Vielleicht sind meine Erwartungen an mein Leben einfach zu hoch?
“Liebes Leben…”
Ich kaue an meinem geliebten Kugelschreiber und blicke aus meinen bodentiefen Fenstern hinaus in die grünen Blätterwand. Jetzt im Sommer verschont sie meinen Blick auf den gegenüberliegenden Krankenhaus Parkplatz. Ich habe nicht den Mut mit meinem von Angesicht zu Angesicht zu sprechen und dachte mir, ich als “Autorin” schreibe ihm einfach einen Brief. Kann es ja dann lesen und damit machen was es will. Die sanfte Brise, die an diesem Sommertag durch meinen geöffneten Balkonfenster weht, lässt die Papierbahne mit dem Wort “Wohnung” bedrohlich flackern. Ich habe diese, wie einen Vorhang, schon so oft hin-und her gezogen, dass sie schon ganz zerknüllt ist.
“Ich weiß, ich weiß…” Antworte ich dem Geflattere.
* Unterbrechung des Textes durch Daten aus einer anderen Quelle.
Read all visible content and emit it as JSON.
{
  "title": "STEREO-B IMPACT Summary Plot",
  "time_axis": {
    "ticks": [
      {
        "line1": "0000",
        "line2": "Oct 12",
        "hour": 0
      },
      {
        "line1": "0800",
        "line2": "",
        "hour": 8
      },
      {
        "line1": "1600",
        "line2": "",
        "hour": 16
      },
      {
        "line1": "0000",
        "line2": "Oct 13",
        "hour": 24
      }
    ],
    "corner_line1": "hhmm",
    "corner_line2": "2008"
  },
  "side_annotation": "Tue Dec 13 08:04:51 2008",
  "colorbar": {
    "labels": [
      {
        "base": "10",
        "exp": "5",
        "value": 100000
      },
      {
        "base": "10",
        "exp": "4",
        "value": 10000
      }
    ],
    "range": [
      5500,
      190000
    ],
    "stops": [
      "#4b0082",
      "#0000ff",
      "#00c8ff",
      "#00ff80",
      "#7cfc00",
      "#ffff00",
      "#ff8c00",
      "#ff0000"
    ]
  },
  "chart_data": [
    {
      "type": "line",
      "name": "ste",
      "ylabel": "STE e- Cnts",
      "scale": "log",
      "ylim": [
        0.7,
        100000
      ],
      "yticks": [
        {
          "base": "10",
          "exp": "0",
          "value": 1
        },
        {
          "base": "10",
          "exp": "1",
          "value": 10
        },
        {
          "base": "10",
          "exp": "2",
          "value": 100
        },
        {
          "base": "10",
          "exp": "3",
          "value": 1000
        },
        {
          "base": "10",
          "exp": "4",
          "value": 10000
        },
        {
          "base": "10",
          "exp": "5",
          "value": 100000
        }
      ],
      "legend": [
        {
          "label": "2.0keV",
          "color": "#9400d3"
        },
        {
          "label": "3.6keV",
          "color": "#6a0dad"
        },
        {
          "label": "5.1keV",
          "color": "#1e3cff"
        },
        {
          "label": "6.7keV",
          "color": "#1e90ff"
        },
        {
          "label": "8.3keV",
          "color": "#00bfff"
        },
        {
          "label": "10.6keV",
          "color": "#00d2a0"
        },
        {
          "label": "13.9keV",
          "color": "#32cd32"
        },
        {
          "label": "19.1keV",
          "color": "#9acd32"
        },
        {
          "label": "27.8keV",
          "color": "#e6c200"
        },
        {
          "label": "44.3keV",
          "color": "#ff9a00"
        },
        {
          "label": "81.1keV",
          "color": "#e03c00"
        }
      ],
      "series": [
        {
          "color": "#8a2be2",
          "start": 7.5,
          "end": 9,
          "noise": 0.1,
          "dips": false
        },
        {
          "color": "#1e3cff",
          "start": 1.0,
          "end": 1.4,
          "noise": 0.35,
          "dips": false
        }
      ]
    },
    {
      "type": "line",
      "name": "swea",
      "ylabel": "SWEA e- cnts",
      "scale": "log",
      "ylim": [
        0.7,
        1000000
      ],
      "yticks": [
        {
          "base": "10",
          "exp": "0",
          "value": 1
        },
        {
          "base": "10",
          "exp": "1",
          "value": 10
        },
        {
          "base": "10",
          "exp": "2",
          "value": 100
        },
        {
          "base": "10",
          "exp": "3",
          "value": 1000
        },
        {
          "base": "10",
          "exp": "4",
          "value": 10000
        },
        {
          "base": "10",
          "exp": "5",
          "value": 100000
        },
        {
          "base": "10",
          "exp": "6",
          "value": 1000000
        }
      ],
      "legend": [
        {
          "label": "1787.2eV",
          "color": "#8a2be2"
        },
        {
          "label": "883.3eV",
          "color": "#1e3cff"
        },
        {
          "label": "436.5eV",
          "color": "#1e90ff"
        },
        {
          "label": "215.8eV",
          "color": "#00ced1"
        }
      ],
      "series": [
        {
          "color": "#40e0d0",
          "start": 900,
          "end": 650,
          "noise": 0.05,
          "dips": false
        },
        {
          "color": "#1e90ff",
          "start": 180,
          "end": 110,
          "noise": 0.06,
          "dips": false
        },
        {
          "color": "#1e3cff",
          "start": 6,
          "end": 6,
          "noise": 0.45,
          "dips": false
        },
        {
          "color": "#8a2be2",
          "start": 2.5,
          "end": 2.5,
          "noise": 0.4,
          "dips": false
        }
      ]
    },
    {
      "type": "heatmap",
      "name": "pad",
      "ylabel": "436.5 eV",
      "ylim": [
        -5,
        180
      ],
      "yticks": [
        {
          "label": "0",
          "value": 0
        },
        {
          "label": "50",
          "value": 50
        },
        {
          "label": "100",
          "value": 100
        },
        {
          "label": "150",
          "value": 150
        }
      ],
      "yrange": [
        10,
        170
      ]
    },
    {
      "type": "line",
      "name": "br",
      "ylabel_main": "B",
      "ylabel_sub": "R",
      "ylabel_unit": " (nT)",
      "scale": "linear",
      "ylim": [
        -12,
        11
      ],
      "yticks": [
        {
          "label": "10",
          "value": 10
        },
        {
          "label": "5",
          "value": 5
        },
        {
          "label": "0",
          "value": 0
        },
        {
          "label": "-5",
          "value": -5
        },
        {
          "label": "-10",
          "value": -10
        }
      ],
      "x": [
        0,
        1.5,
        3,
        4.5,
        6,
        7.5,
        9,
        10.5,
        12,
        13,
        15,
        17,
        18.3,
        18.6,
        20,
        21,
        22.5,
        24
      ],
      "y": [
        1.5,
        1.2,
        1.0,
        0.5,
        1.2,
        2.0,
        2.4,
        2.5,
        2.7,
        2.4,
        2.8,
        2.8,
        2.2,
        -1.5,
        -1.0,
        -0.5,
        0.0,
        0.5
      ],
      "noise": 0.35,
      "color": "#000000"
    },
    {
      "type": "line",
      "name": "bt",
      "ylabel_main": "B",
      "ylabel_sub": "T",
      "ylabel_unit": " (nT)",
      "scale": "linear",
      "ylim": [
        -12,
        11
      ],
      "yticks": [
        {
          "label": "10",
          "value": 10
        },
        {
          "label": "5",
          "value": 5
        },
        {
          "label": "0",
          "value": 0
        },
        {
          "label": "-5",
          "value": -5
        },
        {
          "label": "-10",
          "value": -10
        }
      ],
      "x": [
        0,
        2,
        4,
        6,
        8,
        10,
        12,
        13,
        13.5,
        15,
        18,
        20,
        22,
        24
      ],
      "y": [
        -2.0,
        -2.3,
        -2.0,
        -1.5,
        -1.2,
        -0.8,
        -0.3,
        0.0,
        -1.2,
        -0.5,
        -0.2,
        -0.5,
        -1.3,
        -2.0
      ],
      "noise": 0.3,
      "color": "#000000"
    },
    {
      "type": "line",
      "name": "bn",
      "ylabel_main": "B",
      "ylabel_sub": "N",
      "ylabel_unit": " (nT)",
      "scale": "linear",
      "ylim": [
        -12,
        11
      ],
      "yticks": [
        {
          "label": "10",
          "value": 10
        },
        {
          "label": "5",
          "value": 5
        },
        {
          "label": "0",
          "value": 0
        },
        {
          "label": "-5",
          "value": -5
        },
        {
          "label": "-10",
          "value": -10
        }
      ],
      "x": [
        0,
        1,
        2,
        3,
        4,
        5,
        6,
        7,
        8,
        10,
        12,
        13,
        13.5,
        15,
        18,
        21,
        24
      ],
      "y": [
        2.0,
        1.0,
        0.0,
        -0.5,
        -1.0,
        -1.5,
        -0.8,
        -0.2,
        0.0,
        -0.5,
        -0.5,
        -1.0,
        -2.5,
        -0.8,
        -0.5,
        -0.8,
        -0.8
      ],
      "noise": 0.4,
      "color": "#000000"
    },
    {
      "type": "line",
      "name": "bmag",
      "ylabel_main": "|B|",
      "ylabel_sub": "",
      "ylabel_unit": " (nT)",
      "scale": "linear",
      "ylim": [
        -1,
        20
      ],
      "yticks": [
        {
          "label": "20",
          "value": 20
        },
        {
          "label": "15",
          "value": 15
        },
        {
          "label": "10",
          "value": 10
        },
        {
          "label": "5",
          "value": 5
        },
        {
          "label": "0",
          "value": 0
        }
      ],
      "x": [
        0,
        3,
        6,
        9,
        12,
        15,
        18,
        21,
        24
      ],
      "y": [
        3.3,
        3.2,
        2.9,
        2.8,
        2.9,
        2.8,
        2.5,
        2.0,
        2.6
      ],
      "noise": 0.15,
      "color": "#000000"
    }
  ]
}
Eine neue Wohnung muss her. Die alte, ja die alte… Schon sticht es wieder in meinen Augen, eine Träne verwischt das Wort “Leben” auf meinem Blatt.
Also neues Blatt, nochmal neu anfangen.
Immer wieder: neu anfangen.
“Liebes Leben,
what the actual fuck? Was willst du eigentlich von mir?
Ich habe das Gefühl, dass du mit Vollgas fährst und mein Körper und meine Seele und mein Geist kommen gar nicht mehr hinterher.
Vorbei sind die Tage, an denen ich Zeit hatte. Zeit einfach nur um zu sein, zu atmen. Ich habe das Gefühl in einer Waschmaschine zu stecken, die schleudert und schleudert. Das Wasser dafür kommt aus den vielen Tränen, die ich weine.
Ich hätte nicht gedacht, dass sich die Veränderungen in meinem Leben so schwer anfühlen würden.
Ich hatte gedacht, dass die Leichtigkeit endlich einzieht bei mir. Wieso kommt sie nicht? Wieso finde ich am Ende des Regenbogens keinen Goldtopf? Keinen Partner?
Ich verändere mich so schnell und ich habe keine Ahnung, wer ich werde? Die alte Irene, die die so große Erwartungen in ihr Buch hatte (Spiegel Besteller, Millionären – ich weiß, ich weiß) gibt es nicht mehr, anstatt dessen habe ich jetzt das Gefühl zwei Leben zu haben. Ein Arbeitsleben und ein privat Leben. Wie wird das aussehen? Teilst du dich in zwei Hälften und ich muss die einen Hälfte in meinem Rucksack jeden Tag mit in die Arbeit nehmen? Puh, das wird mir zu schwer.”
Wieder halte ich inne, wieder kaue ich an meinem Kuli. Ich muss an meine letzte Therapie Stunde denken. Die Worte meiner Therapeutin hallen mir durch den Kopf: “Vielleicht sind deine Erwartungen einfach zu hoch? Wie soll ein Job, ein Mensch (Partner oder Freundin) alle deine Bedürfnisse abdecken?”
Tja, liebe Therapeutin, denke ich, ich hasse es, wenn du Recht hast. Das ist wirklich viel verlangt, das würde ich auch selber gar nicht können und auch nicht wollen.
Vielleicht…
Ja…
Vielleicht…
Sind meine Erwartungen an mein Leben einfach zu hoch?
Vielleicht…
Ja…
Vielleicht…
Sollte ich mich mit dem, was ich habe zufrieden geben?
Vielleicht…
Ja…
Vielleicht…
Ist zufrieden das neue glücklich?
Glück ist so flüchtig, ein unbeständiger Gefährte, der kommt und geht, wie es ihm gerade passt und nicht wie ich es möchte. Glück zu halten ist schier unmöglich.
Ich habe manchmal das Gefühl, dass ich, wie an so vielem in meinem Leben, an meinem Glück hart arbeiten muss. Es aktiv suchen, um es dann doch wieder zu verlieren.
“Was machst du da?” Meine Trauer lässt sich neben mich auf die Couch plumpsen. Schnell schiebe ich meinen Brief ans Leben unter ein Sofakissen. “Denkst du lieber wieder zehnmal über alles nach?” Meine Trauer kennt mich einfach zu gut. Ich seufze und nehme meine Trauer in den Arm: “Du bleibst bei mir – oder?”
Meine Trauer drückt mich fest zurück: “Na klar, wir sind doch jetzt Freunde – Freunde fürs Leben.” Da ich meiner Trauer das Gedanken lesen strengsten verboten habe, denke ich: manchmal wünschte ich es wäre nicht so.